Through the seed lab, The Nature Conservancy is working toward engineering seed pods – both sagebrush and other native plants – that have a higher likelihood of thriving than unenhanced seeds.
Maggie Eshleman, restoration scientist for The Nature Conservancy, said, “We are trying to use seed technologies in order to improve restoration, and one of those technologies is seed pods. It’s a way to kind of package a seed in order to give it some advantages in overcoming barriers to growth and establishment.”

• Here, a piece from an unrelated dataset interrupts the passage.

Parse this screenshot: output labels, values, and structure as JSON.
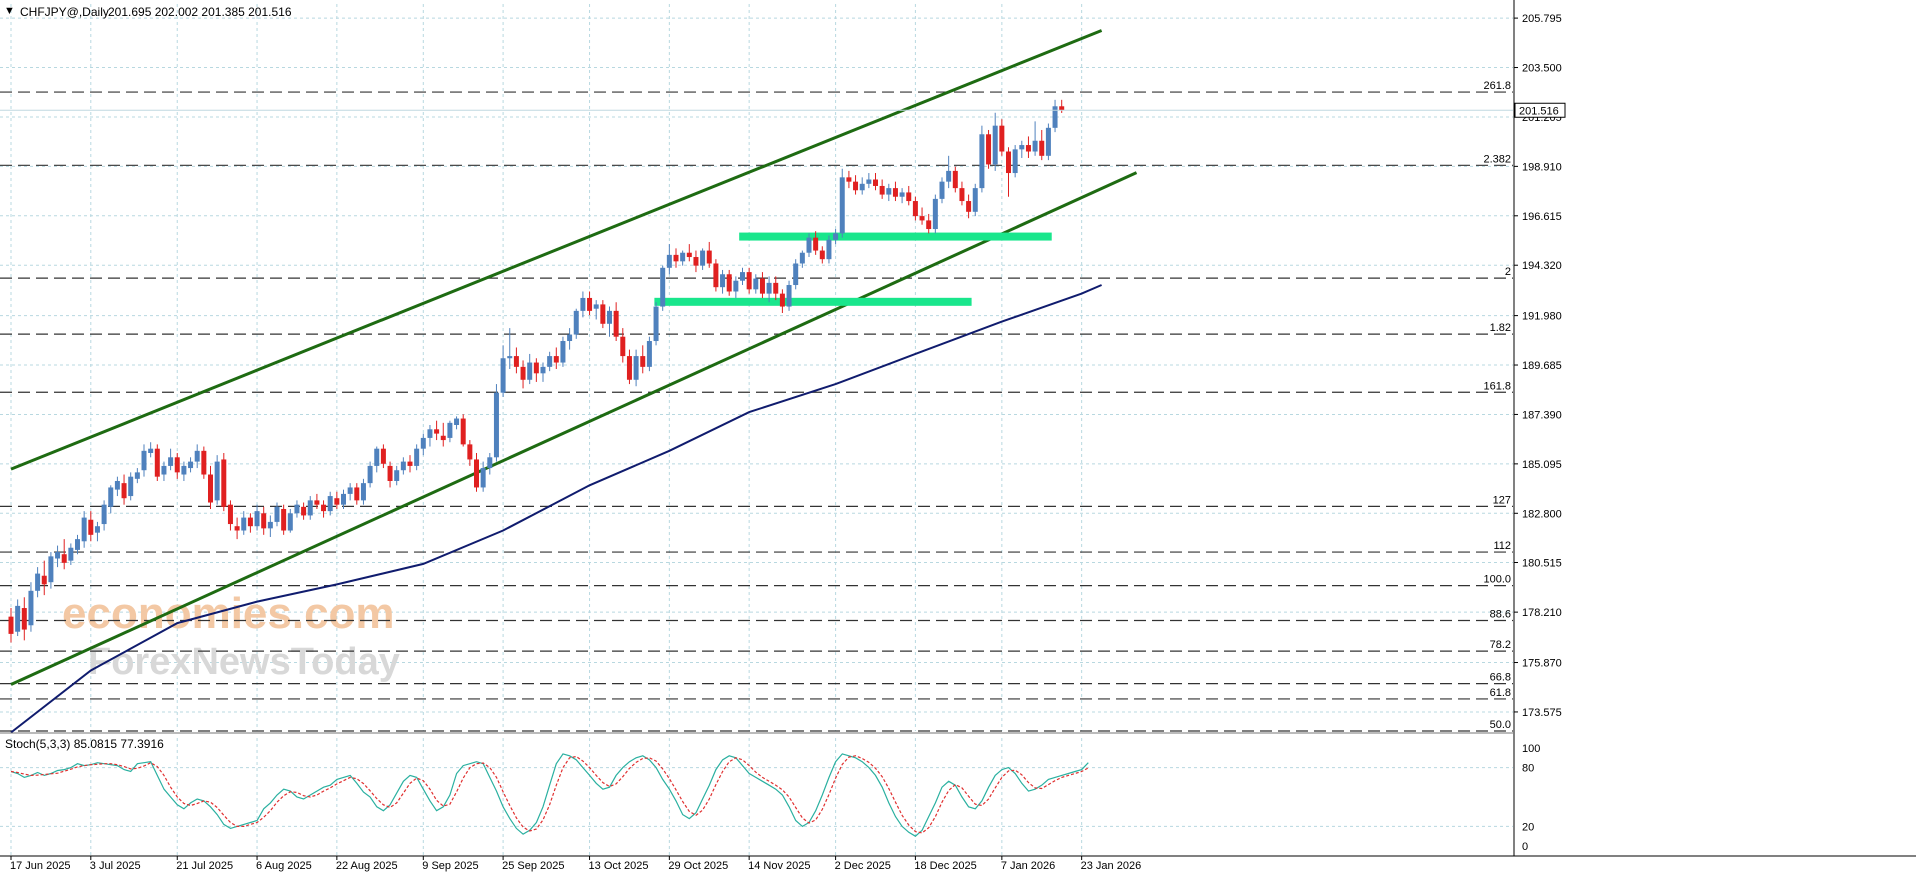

One example of those pods is the herbicide protection pod, which would allow scientists to spray herbicide to kill invasive species, such as cheat grass, without killing the sagebrush, too.
However, she explained that the herbicide pod might not be the most beneficial pod for abandoned mine lands. She said they currently are researching various fertilizers or soil additives they could place in a pod to help sagebrush grow on those reclaimed lands.
The seed pods are created by mixing the seeds with all the ingredients, which vary by seed pod type, and sending the resulting “dough” through a pasta extruder. It creates small pods that resemble black macaroni.
Eshleman said the technology should eventually be detailed enough that scientists can target what land areas, e.g. hill sides facing south or another direction, valleys, etc., and determine what seed pods would thrive best in those areas.
Don Newton, an Abandoned Mine Lands project manager for the DEQ, said the project is funded jointly by The Nature Conservancy, DEQ and BLM for at least three years and the Wyoming Mining Natural Resource Foundation. Additional funding has been received from the Wyoming Mining Natural Resource Foundation. The Foundation’s mission, made up from the trona mining industry, is to partner in conservation and environmental stewardship.
Although the seed pod lab in Lander just opened in February, The Nature Conservancy began working on seed pod technology in Oregon several years ago, he said.
The efforts in Oregon are primarily an attempt to revegetate areas affected by wildfire, but the work is applicable to Wyoming’s abandoned mine lands, as well.
Gina Clingerman, the archeologist and project manager for the BLM’s Abandoned Mine Lands program in Wyoming, said, “What they’re really trying to do is increase the early survival rate of sagebrush seedlings. If you were to take a bag of pure live sagebrush seed and throw it on the ground, only about 5% would germinate, survive and become a plant.”
She added, “If this is a viable technology, the possibilities are endless.”